The effect of DPP4 on cell migration appears different in different cancer types. Our results in this study and Yang’s report [19] showed the promoted effect of DPP4 knockdown on OV cell lines and 4 T-1 (breast cancer cell line) cell migration respectively. However, Ng et al. found that DPP4 knockdown significantly inhibited the migration of colorectal carcinoma cells (HT29) [20]. Epithelial-mesenchymal transition (EMT) plays an important role in facilitating cancer cell migration. Yang et al. found that DPP4 knockdown induces EMT in breast cancer cells [19]. However, Hu X’s study showed the inhibited effect of DPP4 knockdown on the EMT of papillary thyroid carcinoma cells [9]. Taken together, there were significant differences in the effect of DPP4 on the migration and EMT progress among different types of cancer cells, which demonstrated CD26’s complex roles involved in cancer development. The correlation between DPP4 and EMT in OV cancer needs further study.

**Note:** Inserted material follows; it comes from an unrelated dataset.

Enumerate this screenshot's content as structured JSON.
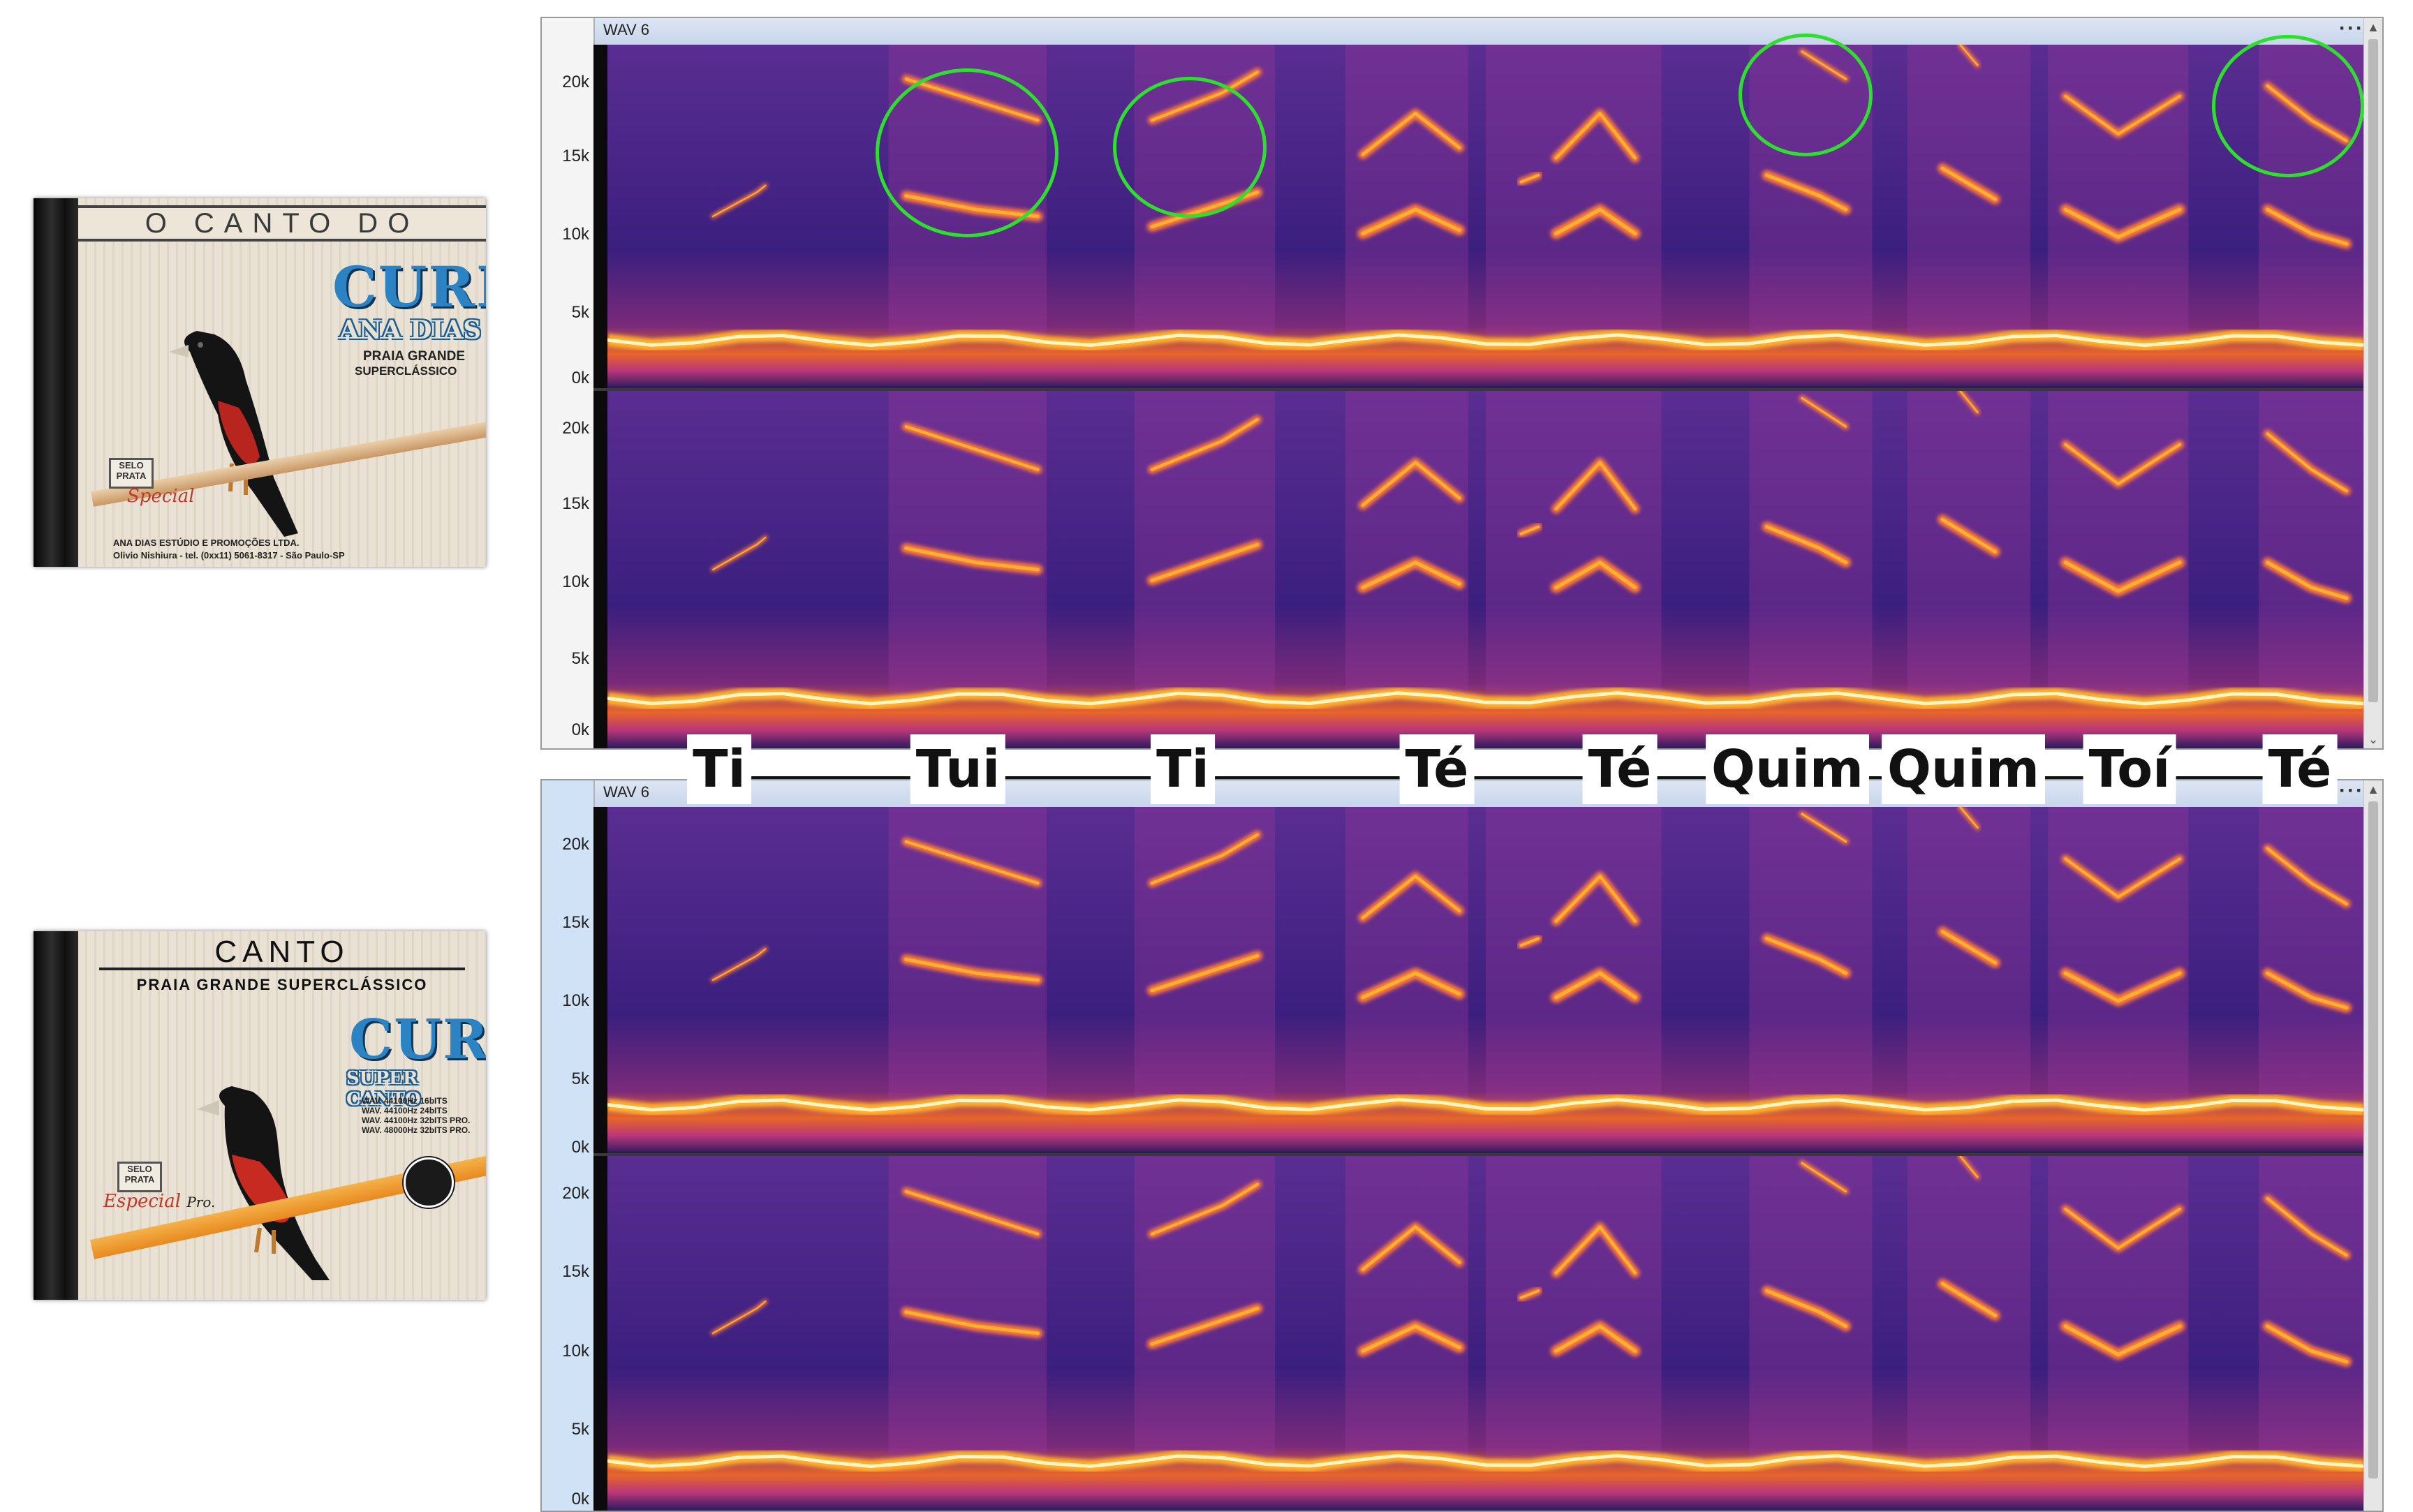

The mechanism of DPP4 expression regulation remains unclear. Chen Z’s study has shown the negative regulation of DPP4 expression by TGFβ1 in keloid-derived fibroblasts [21]. In the present study, we found that TGFβ1 treatment reduced DPP4 expression in OVCAR-3 cells. Furthermore, the effects of TGFβ1 on OVCAR-3 cell behavior were consistent with the outcomes observed DDP4 knockdown by siRNA. These data indicated the important role of TGFβ1-DPP4 signaling in OV development. Notably, miR-29a-3p might serve as an intermediary molecule between TGFβ1 and DPP4. In OVCAR-3 cells, TGFβ1 upregulated miR-29a-3p and miR-29a-3p inhibited DPP4 expression. The regulatory effect of miR-29a-3p on DPP4 was confirmed by the dual-luciferase assay in this study. Thus, these results indicated that DPP4 is downregulated by TGFβ1/miR-29a-3p in OV cells. Furthermore, the effects of miR-29a-3p and TGFβ1 on OVCAR-3 cells’ biological behaviors were consistent with DPP4 knockdown using si-DPP4. In contrast to this study, previous studies have shown downregulation of miR-29a-3p in response to TGFβ1 in human fetal lung fibroblast IMR-90 cells and hepatic stellate cell line LX-2 [13, 22]. Thus, the relationship between TGFβ1 and miR-29a-3p exhibits variability variation in different cell types.

There are some limitations to this study. First, the function of CD26 on OV progression was not evaluated in animal models. Thus, the efficacy of targeting CD26 therapy is also unknown for OV. Second, the effects of siDPP4 on downstream molecules were also unclear in this study, and these data could be further studied by using omics screening.

In conclusion, our study showed reduced levels of DPP4 levels in OV. Furthermore, DPP4 knockdown could inhibit OVCAR-3 cell’s proliferation and promote cell’s migration. DDP4 could be downregulated by TGFβ1 through the upregulation of miR-29a-3p in OV cells. Taken together, our study presents the potential roles of DPP4 in OV development.